Ticciati führt damit die Tradition des Orchesters fort, die Offenheit für neue künstlerische Gedanken und Ausdrucksformen der Gegenwart mit dem neugierigen Blick in die Vergangenheit zu verbinden und damit als Klangkörper relevant zu bleiben, ohne sich kurzlebigen Moden zu verpflichten. Wie geht es weiter? Neuen Ideen sind keine Grenzen gesetzt. Wir brauchen sie heute, in und hoffentlich bald nach einer Krisenzeit dringender denn je. Krisenzeit ist auch Gründungszeit – für eine neue Architektur unseres künstlerischen Bewusstseins.

HABAKUK TRABER

Habakuk Traber studierte Kirchenmusik, Musikwissenschaft, Soziologie und Geschichte in Stuttgart, Tübingen und Berlin. Bis 1995 arbeitete er als Kirchenmusiker in Berlin, schrieb diverse Bühnenmusiken und Beiträge für Fachzeitschriften und Rundfunkanstalten. Anschließend machte er seine publizistische Tätigkeit zum Hauptberuf. Er schreibt Programmhefte und hält Einführungsvorträge für das Deutsche Symphonie-Orchester Berlin, das Musikfest Berlin und das Konzerthaus Berlin, das NDR Sinfonieorchester, das Seoul Symphony Orchestra und diverse Festspiele, verfasst einführende und begleitende Texte für CD-Produktionen.
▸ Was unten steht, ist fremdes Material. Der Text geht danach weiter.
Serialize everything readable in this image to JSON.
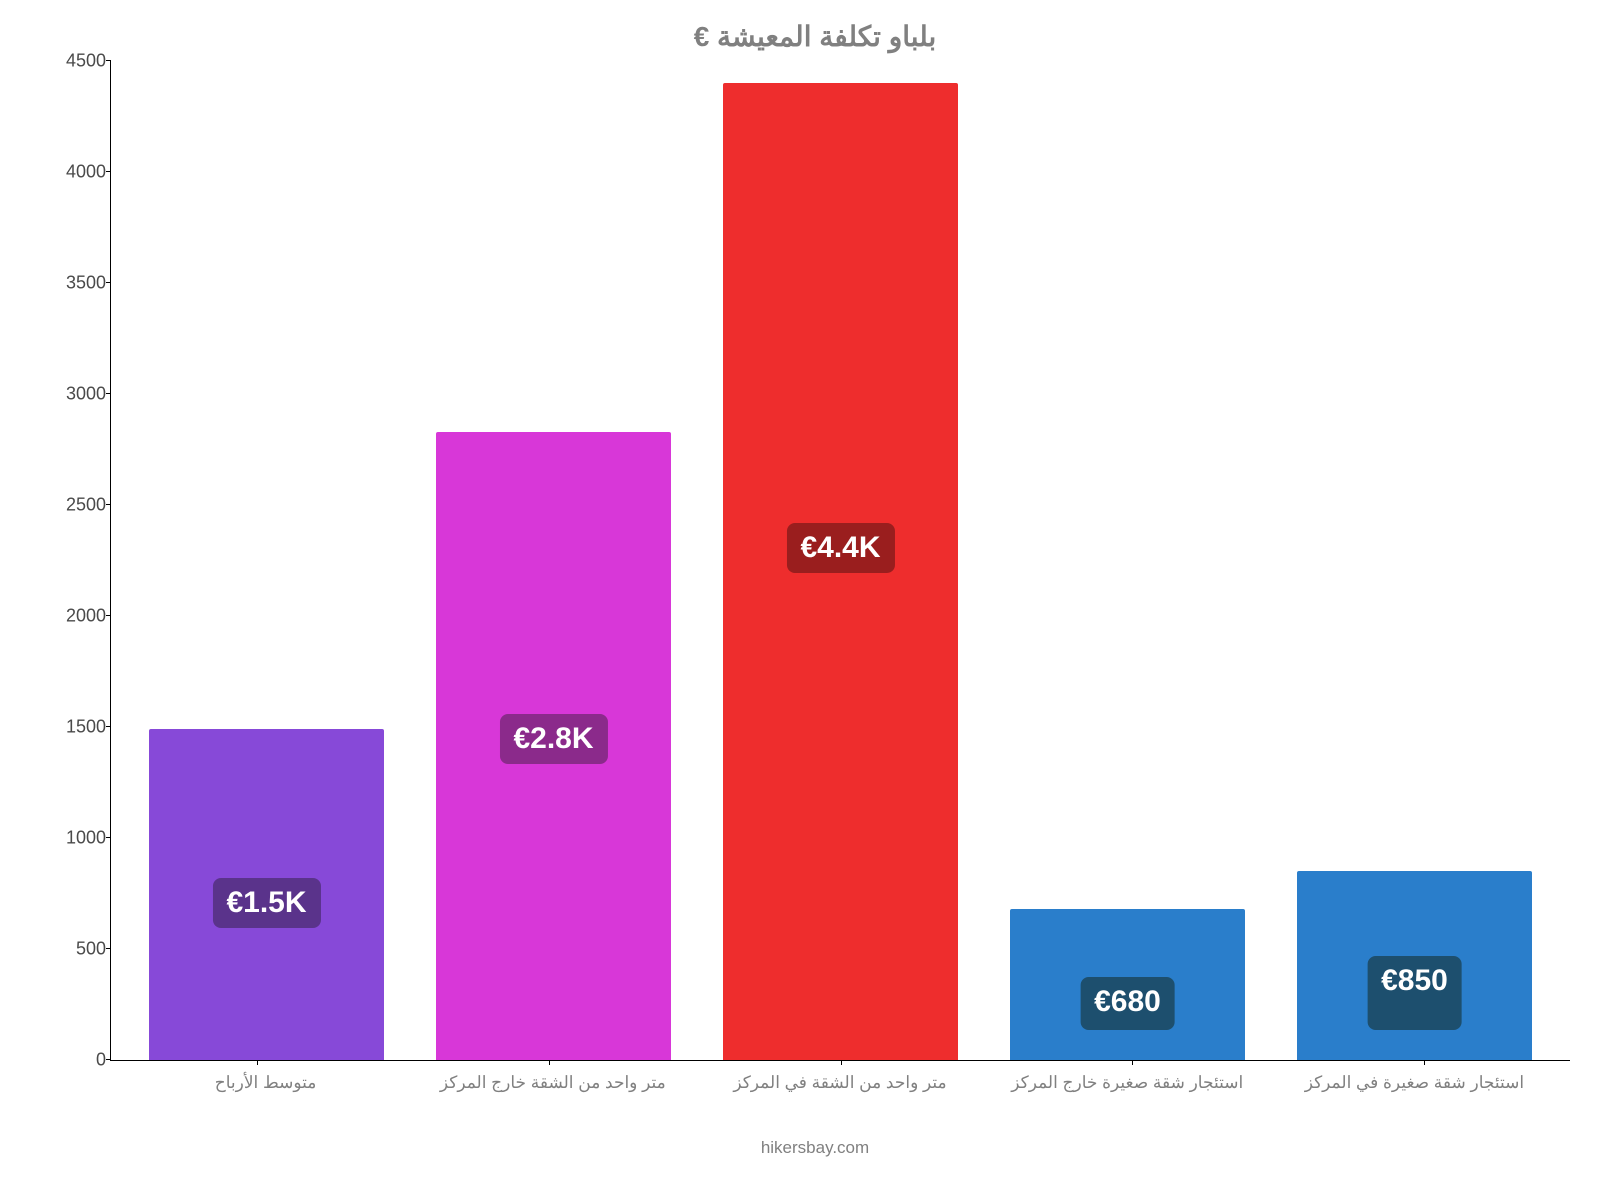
{
  "chart": {
    "type": "bar",
    "title": "بلباو تكلفة المعيشة €",
    "title_fontsize": 28,
    "title_color": "#808080",
    "background_color": "#ffffff",
    "axis_color": "#000000",
    "tick_label_color": "#4a4a4a",
    "xlabel_color": "#808080",
    "ylim": [
      0,
      4500
    ],
    "ytick_step": 500,
    "yticks": [
      0,
      500,
      1000,
      1500,
      2000,
      2500,
      3000,
      3500,
      4000,
      4500
    ],
    "bar_width": 0.82,
    "bars": [
      {
        "category": "استئجار شقة صغيرة في المركز",
        "value": 850,
        "display": "€850",
        "bar_color": "#2a7ecb",
        "badge_color": "#1d4f6e"
      },
      {
        "category": "استئجار شقة صغيرة خارج المركز",
        "value": 680,
        "display": "€680",
        "bar_color": "#2a7ecb",
        "badge_color": "#1d4f6e"
      },
      {
        "category": "متر واحد من الشقة في المركز",
        "value": 4400,
        "display": "€4.4K",
        "bar_color": "#ee2d2d",
        "badge_color": "#9a1e1e"
      },
      {
        "category": "متر واحد من الشقة خارج المركز",
        "value": 2830,
        "display": "€2.8K",
        "bar_color": "#d837d8",
        "badge_color": "#8b2a8b"
      },
      {
        "category": "متوسط الأرباح",
        "value": 1490,
        "display": "€1.5K",
        "bar_color": "#8749d8",
        "badge_color": "#5a338b"
      }
    ],
    "footer": "hikersbay.com",
    "footer_color": "#808080"
  }
}
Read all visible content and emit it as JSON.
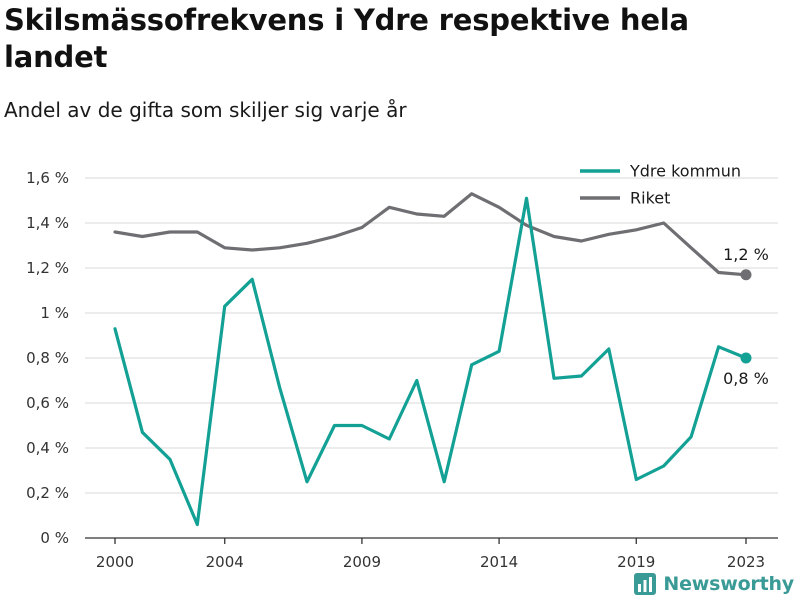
{
  "title": "Skilsmässofrekvens i Ydre respektive hela landet",
  "subtitle": "Andel av de gifta som skiljer sig varje år",
  "brand": "Newsworthy",
  "colors": {
    "ydre": "#14a195",
    "riket": "#6f6e72",
    "grid": "#d9d9d9",
    "axis": "#333333"
  },
  "chart_data": {
    "type": "line",
    "x": [
      2000,
      2001,
      2002,
      2003,
      2004,
      2005,
      2006,
      2007,
      2008,
      2009,
      2010,
      2011,
      2012,
      2013,
      2014,
      2015,
      2016,
      2017,
      2018,
      2019,
      2020,
      2021,
      2022,
      2023
    ],
    "x_ticks": [
      2000,
      2004,
      2009,
      2014,
      2019,
      2023
    ],
    "y_ticks": [
      0,
      0.2,
      0.4,
      0.6,
      0.8,
      1.0,
      1.2,
      1.4,
      1.6
    ],
    "y_tick_labels": [
      "0 %",
      "0,2 %",
      "0,4 %",
      "0,6 %",
      "0,8 %",
      "1 %",
      "1,2 %",
      "1,4 %",
      "1,6 %"
    ],
    "ylim": [
      0,
      1.6
    ],
    "xlim": [
      2000,
      2023
    ],
    "grid": true,
    "legend_position": "top-right",
    "series": [
      {
        "name": "Ydre kommun",
        "color": "#14a195",
        "values": [
          0.93,
          0.47,
          0.35,
          0.06,
          1.03,
          1.15,
          0.67,
          0.25,
          0.5,
          0.5,
          0.44,
          0.7,
          0.25,
          0.77,
          0.83,
          1.51,
          0.71,
          0.72,
          0.84,
          0.26,
          0.32,
          0.45,
          0.85,
          0.8
        ],
        "end_label": "0,8 %"
      },
      {
        "name": "Riket",
        "color": "#6f6e72",
        "values": [
          1.36,
          1.34,
          1.36,
          1.36,
          1.29,
          1.28,
          1.29,
          1.31,
          1.34,
          1.38,
          1.47,
          1.44,
          1.43,
          1.53,
          1.47,
          1.39,
          1.34,
          1.32,
          1.35,
          1.37,
          1.4,
          1.29,
          1.18,
          1.17
        ],
        "end_label": "1,2 %"
      }
    ]
  }
}
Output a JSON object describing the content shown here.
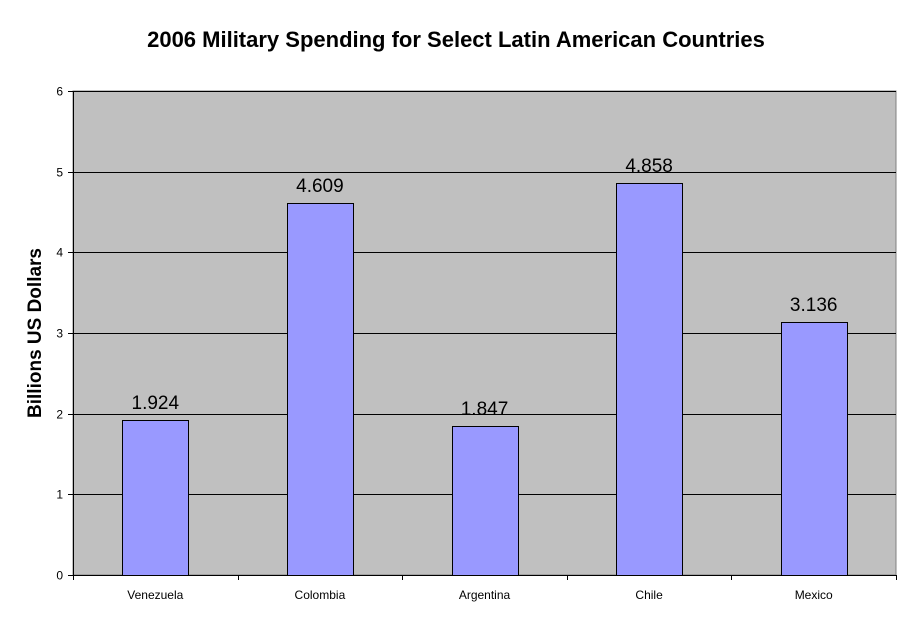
{
  "colors": {
    "plot_background": "#c0c0c0",
    "bar_fill": "#9999ff",
    "bar_stroke": "#000000",
    "gridline": "#000000",
    "page_background": "#ffffff"
  },
  "chart_data": {
    "type": "bar",
    "title": "2006 Military Spending for Select Latin American Countries",
    "xlabel": "",
    "ylabel": "Billions US Dollars",
    "categories": [
      "Venezuela",
      "Colombia",
      "Argentina",
      "Chile",
      "Mexico"
    ],
    "values": [
      1.924,
      4.609,
      1.847,
      4.858,
      3.136
    ],
    "data_labels": [
      "1.924",
      "4.609",
      "1.847",
      "4.858",
      "3.136"
    ],
    "ylim": [
      0,
      6
    ],
    "yticks": [
      0,
      1,
      2,
      3,
      4,
      5,
      6
    ],
    "ytick_labels": [
      "0",
      "1",
      "2",
      "3",
      "4",
      "5",
      "6"
    ],
    "grid": true,
    "legend": "none"
  }
}
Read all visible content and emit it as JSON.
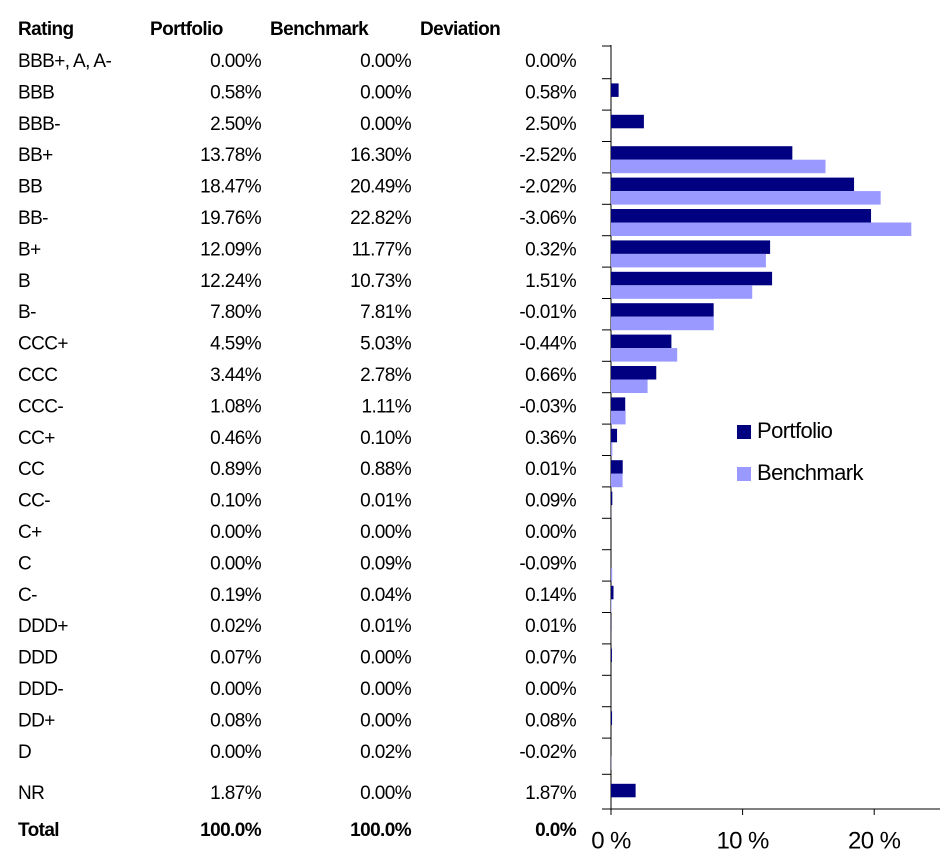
{
  "table": {
    "rating_header": "Rating",
    "deviation_header": "Deviation",
    "deviation": [
      "0.00%",
      "0.58%",
      "2.50%",
      "-2.52%",
      "-2.02%",
      "-3.06%",
      "0.32%",
      "1.51%",
      "-0.01%",
      "-0.44%",
      "0.66%",
      "-0.03%",
      "0.36%",
      "0.01%",
      "0.09%",
      "0.00%",
      "-0.09%",
      "0.14%",
      "0.01%",
      "0.07%",
      "0.00%",
      "0.08%",
      "-0.02%",
      "1.87%"
    ],
    "total": [
      "Total",
      "100.0%",
      "100.0%",
      "0.0%"
    ]
  },
  "chart_data": {
    "type": "bar",
    "orientation": "horizontal",
    "categories": [
      "BBB+, A, A-",
      "BBB",
      "BBB-",
      "BB+",
      "BB",
      "BB-",
      "B+",
      "B",
      "B-",
      "CCC+",
      "CCC",
      "CCC-",
      "CC+",
      "CC",
      "CC-",
      "C+",
      "C",
      "C-",
      "DDD+",
      "DDD",
      "DDD-",
      "DD+",
      "D",
      "NR"
    ],
    "series": [
      {
        "name": "Portfolio",
        "color": "#000080",
        "values": [
          0,
          0.58,
          2.5,
          13.78,
          18.47,
          19.76,
          12.09,
          12.24,
          7.8,
          4.59,
          3.44,
          1.08,
          0.46,
          0.89,
          0.1,
          0,
          0,
          0.19,
          0.02,
          0.07,
          0,
          0.08,
          0,
          1.87
        ],
        "value_labels": [
          "0.00%",
          "0.58%",
          "2.50%",
          "13.78%",
          "18.47%",
          "19.76%",
          "12.09%",
          "12.24%",
          "7.80%",
          "4.59%",
          "3.44%",
          "1.08%",
          "0.46%",
          "0.89%",
          "0.10%",
          "0.00%",
          "0.00%",
          "0.19%",
          "0.02%",
          "0.07%",
          "0.00%",
          "0.08%",
          "0.00%",
          "1.87%"
        ]
      },
      {
        "name": "Benchmark",
        "color": "#9999ff",
        "values": [
          0,
          0,
          0,
          16.3,
          20.49,
          22.82,
          11.77,
          10.73,
          7.81,
          5.03,
          2.78,
          1.11,
          0.1,
          0.88,
          0.01,
          0,
          0.09,
          0.04,
          0.01,
          0,
          0,
          0,
          0.02,
          0
        ],
        "value_labels": [
          "0.00%",
          "0.00%",
          "0.00%",
          "16.30%",
          "20.49%",
          "22.82%",
          "11.77%",
          "10.73%",
          "7.81%",
          "5.03%",
          "2.78%",
          "1.11%",
          "0.10%",
          "0.88%",
          "0.01%",
          "0.00%",
          "0.09%",
          "0.04%",
          "0.01%",
          "0.00%",
          "0.00%",
          "0.00%",
          "0.02%",
          "0.00%"
        ]
      }
    ],
    "xlim": [
      0,
      25
    ],
    "xticks": [
      {
        "value": 0,
        "label": "0 %"
      },
      {
        "value": 10,
        "label": "10 %"
      },
      {
        "value": 20,
        "label": "20 %"
      }
    ],
    "legend": "right"
  }
}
Von 2002 bis 2018 war er Dramaturg der Münchener Biennale, des Festivals für neues Musiktheater. Lange Jahre beschäftigte er sich mit Recherchen über Komponisten, die von den Nationalsozialisten zum Exil gezwungen wurden. Er veröffentlichte Bücher über »Verdrängte Musik«, zur Musikgeschichte Berlins sowie Artikel und Bücher über zeitgenössische Komponist*innen.